When the IOM released its report on the stem cell agency last December, praising us for things they said we had done well but also identifying areas and making a series of major recommendations on how we could improve our performance (you can see those recommendations here), we said we took their recommendations seriously and would act on them promptly.

We have done that.
 Last week the Governing Board of the stem cell agency, the Independent Citizens Oversight Committee (ICOC), endorsed a framework of proposals that would dramatically change the way the Board works, and directly addresses the concerns and recommendations of the IOM, in particular their feeling that the way our Board works could create a perception of conflict of interest.

Key among the proposals the Board endorsed is that any member of the Board who is appointed from an institution that is eligible to receive money from the agency should not be able to vote, but should instead abstain from approving funding for any and all grants going forward. This puts the economic conflicts issue to bed once and for all.

It was not an easy change to propose and certainly not an easy one for our Board members to approve. They all care deeply about our mission and devote a great deal of thought, time and energy to helping us do our work. So for 13 of them to agree to abstain from a key aspect of their work was difficult to say the least. And yet they did it because they felt it was important for the overall goal of the agency.

All our Board members will still be able to participate in debates and discussions on research, bringing their experience and expertise to help inform the final decision. They just won’t be able to vote on that decision, and they will continue to refrain from even participating in the discussion of applications submitted by their own institution. As Dr. Michael Friedman, CEO of City of Hope said, having to abstain on some votes is a small price to pay to demonstrate the integrity of the process: “This is necessary to ensure the public trust and I think these compromises are essential to enable us to reassure the public about the integrity of the work we do and to be able to continue with our mission.”

So why did we take this approach? It’s simple. We want people to focus on the great work we do, on the groundbreaking research we fund, and the impact we are having on the field of regenerative medicine not just in California but throughout the U.S. and around the world. As long as there are perceptions of conflict of interest hanging over the Board, this will continue to be difficult. By addressing the IOM’s recommendations and these perceptions of conflict of interest directly and taking them out of the equation we can focus on what really matters, finding therapies and cures for deadly diseases and disorders. 

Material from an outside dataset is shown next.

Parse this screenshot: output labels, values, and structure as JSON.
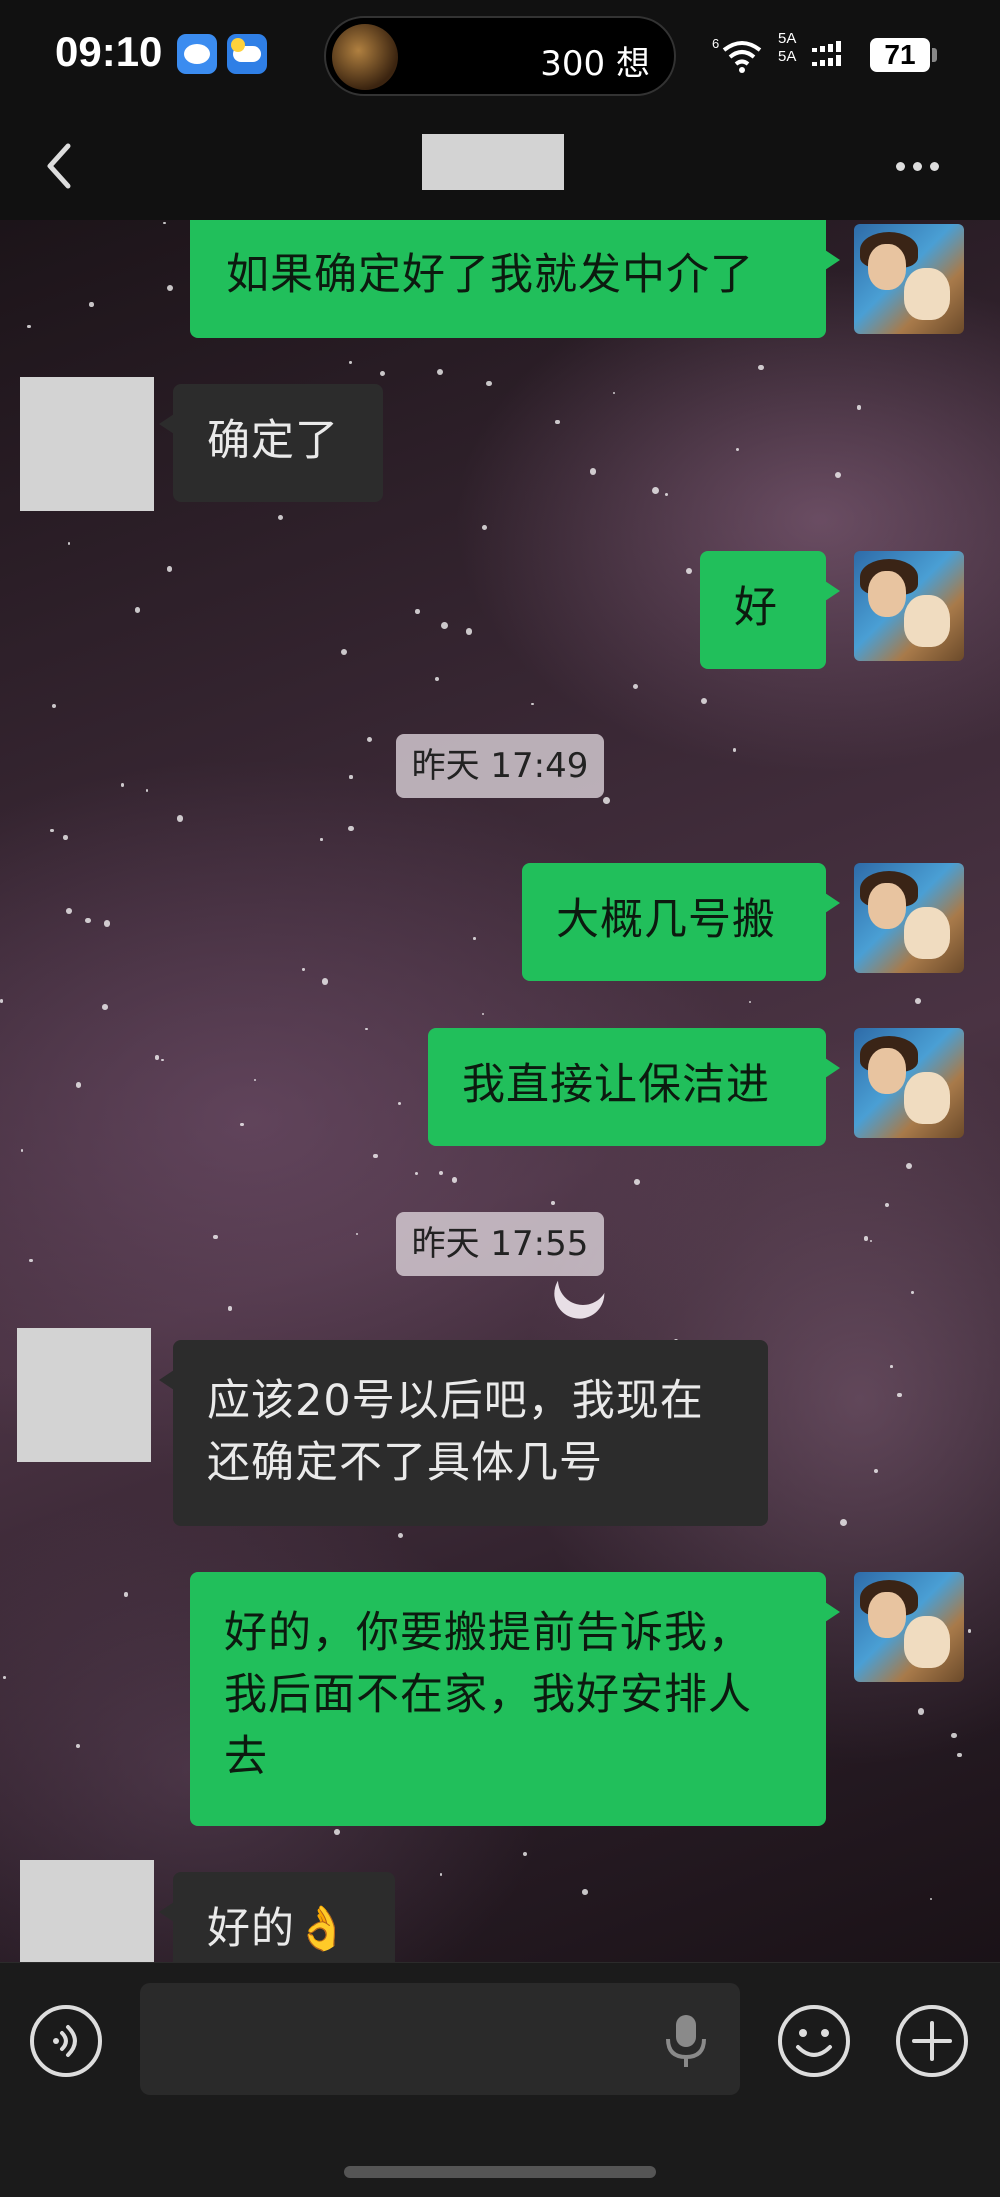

The Board addressed the other recommendations made by the IOM in its report (you can see those here) and while most members supported most of the proposals no one began the meeting by supporting them all. What is important is that we all realized that we had to compromise for the greater good. We all had to stand back and understand that we had to put our own individual desires aside in the best interests of the agency. We knew that if we didn’t make these changes, then we could never shift the spotlight away from how we operate, and focus it instead on what we do. And ultimately that is what is truly important.

At the meeting on Wednesday a number of patient advocates spoke. As always their eloquence and passion reminded us of why we are here. It is not to defend institutional structures, or organizational procedures. It is to help find treatments, maybe one day even cures, for diseases that affect millions of people. Our Board understands that. That’s why they voted to make the changes they did, to put past criticisms behind us and to focus on the future.